Marie Curie has generated a surplus amounting to £4m before investment and pension gains, according to its Annual Report and Accounts 2018-19.
The surplus, which is the second in succession following a figure of £1.6m in 2017-18, came from a reduction in investment in nurses and the charity's helper service. Total expenditure on charitable activity, which includes running hospices and providing care at home, fell by 3 per cent to £103.4m.
Free reserves, the remaining portion after restricted and designated reserves are allocated, exceeded the upper end of the target range set by the charity's reserves policy, by £2.3m at year end in March 2019.
They stood at £48.8m, an increase of £8.3m from 2018. This was above the target requirement of £42.3m.
The report says: “An action plan has been approved by the trustees to bring reserves back to target in the medium term.”
NHS funding
Last year the charity said it had decided not to renew a number of nursing contracts after deciding it was not best placed to deliver.
This year, NHS funding of Marie Curie hospices fell to covering 35 per cent of the charity's total costs, down from 40 per cent the year before.
Income for nursing from the NHS increased by 1 per cent to £23.6m, covering an average of 50 per cent of costs.
The charity's total income fell by £2m to £157m in 2019 due to a £2m fall in donations and legacies.
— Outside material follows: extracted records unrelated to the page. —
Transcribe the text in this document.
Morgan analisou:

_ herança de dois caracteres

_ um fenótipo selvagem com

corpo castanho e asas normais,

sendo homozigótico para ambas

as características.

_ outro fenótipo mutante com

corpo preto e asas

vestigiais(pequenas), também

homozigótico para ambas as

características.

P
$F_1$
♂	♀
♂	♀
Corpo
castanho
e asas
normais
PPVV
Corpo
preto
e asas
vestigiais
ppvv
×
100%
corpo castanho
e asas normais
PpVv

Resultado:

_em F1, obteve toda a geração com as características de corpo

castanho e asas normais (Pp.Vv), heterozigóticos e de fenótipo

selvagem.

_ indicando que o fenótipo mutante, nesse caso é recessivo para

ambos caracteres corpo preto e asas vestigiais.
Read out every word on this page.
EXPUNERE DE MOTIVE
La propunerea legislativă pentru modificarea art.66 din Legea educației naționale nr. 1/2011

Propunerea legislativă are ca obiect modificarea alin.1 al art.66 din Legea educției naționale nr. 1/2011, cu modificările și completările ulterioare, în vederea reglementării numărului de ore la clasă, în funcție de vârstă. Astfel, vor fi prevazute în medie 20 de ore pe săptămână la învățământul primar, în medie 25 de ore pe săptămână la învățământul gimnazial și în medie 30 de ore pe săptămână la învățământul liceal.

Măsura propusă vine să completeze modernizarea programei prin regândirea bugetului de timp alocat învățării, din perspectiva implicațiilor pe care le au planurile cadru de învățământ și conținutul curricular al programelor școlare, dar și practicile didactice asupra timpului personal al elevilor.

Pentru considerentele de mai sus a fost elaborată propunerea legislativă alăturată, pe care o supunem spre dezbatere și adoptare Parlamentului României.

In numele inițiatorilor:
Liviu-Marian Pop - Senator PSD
Some £33.8m came from legacies and £62m from donations, events and other voluntary income.
Expenditure on fundraising, publicity, retail and investments also fell, to £49.3m - around £2m less than in 2018.
‘Men are under-represented’ in frontline roles
The mean gender pay gap at Marie Curie in 2018/19 was 11.2 per cent, down from 12.4 per cent the year before.
The report says: “Although we have fewer male employees at all levels of the organisation compared with numbers of female staff, proportionately more of the men we employ are in higher paid roles.
“We’re proud of the diversity across our whole workforce, but recognise there are particular challenges around recruiting men into frontline care roles; men are under-represented here across the sector as a whole.”